The performance of your storage infrastructure is only as good as the network it’s connected to, and that’s a problem.
At the recent Samsung Tech Day, Rockport CTO Matt Williams presented to a broad audience of customers, partners, and Samsung employees, explaining that distributed storage performance is only as performant as the network supporting it. He also detailed how Rockport’s switchless networking fabric enables a fully distributed, multi-petabyte storage capability for Samsung’s newly released Poseidon product. It was a showcase for how a next-generation networking start-up like Rockport improves storage latency, bandwidth, and IOPS at scale. Below are the key elements of Matt’s presentation.
Storage Performance = Network Performance
Traditional switch-based networks that organizations use to connect storage devices to the servers are, by nature, switch intensive. Each layer of switches makes the architecture more complex and inherently adds congestion as the traffic competes for ports. This congestion, in turn, leads to latency and packet loss. All of which mean it takes longer to move data in and out of storage.
Figure 1: Congestion is inherent in centralized switched networks.
Compounding this issue, growing networks reach a natural tipping point when all available ports are occupied so they run out of capacity to add any more storage devices without adding another layer of switches, which necessitates rewiring the entire network. This, in turn, means that these decades-old switch-based networks have issues with scaling.
Don’t blame the switch, blame the architecture
Switches themselves aren’t the root cause of the issues, rather it’s the spine-and-leaf architecture of centralized switching that causes all this pain. In a typical scenario, servers connect to a flash-based storage array through a switch-based network. The storage array itself is very high performance, has very high IOPS and low-latency access, and the server is also high performance. The problem is that network in the middle, which adds latency and jitter (hundreds or thousands of microseconds) which is very detrimental to storage performance.
The bottom line for storage environments is network performance limits storage performance with high tail latency, inconsistent IOPS, and poor throughput, making it challenging for operators to enjoy the full capabilities of their chosen storage solution. These same issues will also be felt – to an even greater degree – by hyperscalers due to the size and complexity of the distributed storage solutions they build. It doesn’t matter how fast the storage is, the network is the limiting factor.
Ditching the Switch
If using switches in a spine and leaf (fat tree) topology is a primary contributor to poor storage performance, then alternatives should be considered. The fastest supercomputers in the world have moved to a direct-connect architecture that removes centralized switches in favor of a distributed environment that puts switching capabilities inside each node and forms direct connections between devices.
Taking centralized switching out of the equation also has the advantage of removing the artificial break points that occur when scaling up a network. If a data center wants to deploy more storage, it’s very easy to do so without worrying about if there is spare capacity in a centralized switch. This enables data centers to scale in place as needed.

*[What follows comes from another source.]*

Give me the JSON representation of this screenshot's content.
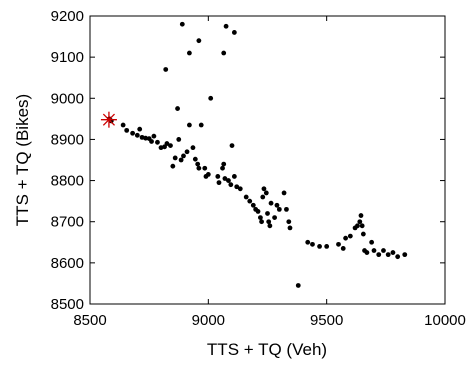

Democratizing Switchless Networking with Rockport
Rockport’s direct interconnect solution adopts the same concepts used in the world’s fastest supercomputers, in a way that is easily accessible so can be deployed without specialized training or lengthy deployment times.
To deploy a Rockport network, operators plug a network card into the servers and storage enclosures, connect a passive unpowered cable from the cards to a Rockport SHFL, which is pre-wired with supercomputer networking topologies.
Figure 2: A Rockport Network-enabled storage solution.
The Rockport Network Operating System (rNOS) and the Rockport Autonomous Network Manager (ANM) take care of the rest, making the network self discovering, self configuring, and self healing, as well as providing deep insights into what’s happening in the network on a per-job or per-device basis.
Figure 3: Rockport Networks architecture features directly connected nodes, distributed switching, very high path diversity.
The solution creates a large mesh topology between the connected nodes, with very high path diversity, inherent resiliency, excellent performance at scale with consistent performance, regardless of load. Critically for storage providers, our technology changes very little from the host point of view, by providing a standard Ethernet host interface. The network supports all major standards, including RoCE, TCP, UDP, NVMe-oF, NVMe–over–TCP, the major difference from traditional networks being excellent performance at scale under load.
Proof in the pudding
Customers who have installed a Rockport Switchless Network and run benchmark tests have found their workload completion times are on average 28% faster and they experience 3.5 times less latency in the network, all while under load.
In terms of performance for storage, Rockport removes the bottleneck the network traditionally imposes. The network has very low latency, very low jitter, they’re naturally lossless and have very good throughput. That means storage can maintain the very high IOPS needed for high-performance storage applications.
If you’re a hyperscaler or enterprise who finds the inherent characteristics of switched networks are negatively affecting the performance of your multi-petabyte distributed storage arrays, consider Rockport. Our switchless network architecture provides a real opportunity to improve storage latency, bandwidth, and IOPS, particularly at scale and in a way that’s very easy to deploy, is power efficient and provides excellent results even under heavy load.